Horatio Nelson, 1st Viscount Nelson (1758-1805)
This head-and-shoulders marble bust of Vice-Admiral Horatio Nelson shows him facing forward, his head turned slightly to his left. He is in rear-admiral’s full-dress uniform, with the empty right sleeve pinned straight across at the bottom and the two uniform buttons on the cuff showing the anchors horizontal. He wears the ribands of the Bath and Crescent, the stars of the Crescent (above), St Ferdinand (left), the Bath (right) and the two Naval gold medals awarded for St Vincent and the Nile, the latter in reverse inscribed: “NILE / FIRST AUGUST / 1798”. Below the stars another medal is fastened with a ribbon bow, its design showing the ‘Victory’ and ‘Britannia’.
This bust is a copy of the original which is in the collections of the Royal Museums Greenwich.

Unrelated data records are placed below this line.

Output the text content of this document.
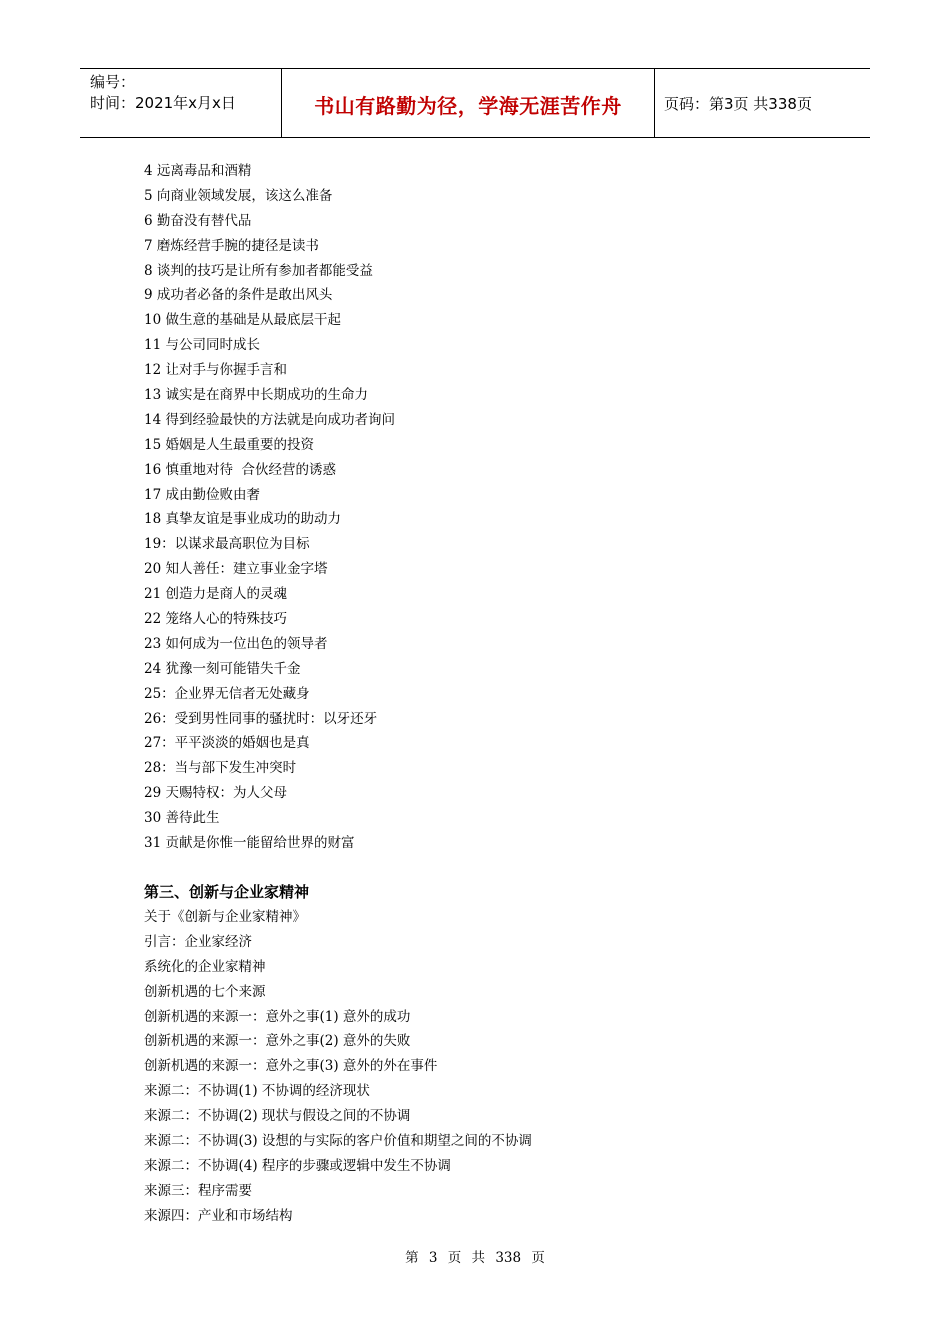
编号：
时间：2021年x月x日	书山有路勤为径，学海无涯苦作舟	页码：第3页 共338页
4 远离毒品和酒精
5 向商业领域发展，该这么准备
6 勤奋没有替代品
7 磨炼经营手腕的捷径是读书
8 谈判的技巧是让所有参加者都能受益
9 成功者必备的条件是敢出风头
10 做生意的基础是从最底层干起
11 与公司同时成长
12 让对手与你握手言和
13 诚实是在商界中长期成功的生命力
14 得到经验最快的方法就是向成功者询问
15 婚姻是人生最重要的投资
16 慎重地对待  合伙经营的诱惑
17 成由勤俭败由奢
18 真挚友谊是事业成功的助动力
19：以谋求最高职位为目标
20 知人善任：建立事业金字塔
21 创造力是商人的灵魂
22 笼络人心的特殊技巧
23 如何成为一位出色的领导者
24 犹豫一刻可能错失千金
25：企业界无信者无处藏身
26：受到男性同事的骚扰时：以牙还牙
27：平平淡淡的婚姻也是真
28：当与部下发生冲突时
29 天赐特权：为人父母
30 善待此生
31 贡献是你惟一能留给世界的财富
第三、创新与企业家精神
关于《创新与企业家精神》
引言：企业家经济
系统化的企业家精神
创新机遇的七个来源
创新机遇的来源一：意外之事(1) 意外的成功
创新机遇的来源一：意外之事(2) 意外的失败
创新机遇的来源一：意外之事(3) 意外的外在事件
来源二：不协调(1) 不协调的经济现状
来源二：不协调(2) 现状与假设之间的不协调
来源二：不协调(3) 设想的与实际的客户价值和期望之间的不协调
来源二：不协调(4) 程序的步骤或逻辑中发生不协调
来源三：程序需要
来源四：产业和市场结构
第 3 页 共 338 页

According to their website Nelson originally sat for the bust in Vienna in 1800, a cast of his face being taken at the same time, from which it was finished after his departure. It was probably shipped to him in England in 1801.On the back of the original is inscribed FRANZ THALLER / ET / MATTHIAS RANSON / VIENNAE AYSTR / MDDCCCI’ and was much copied, especially following the Battle of Copenhagen in that year.
Franz Christian Thaller was a well-known Viennese sculptor, patronized both by the Emperor of Austria and the city itself. Nothing is known of Ranson, who may have been one of his pupils and assistants and/or the man who made the life mask from Nelson’s face on which it is largely based.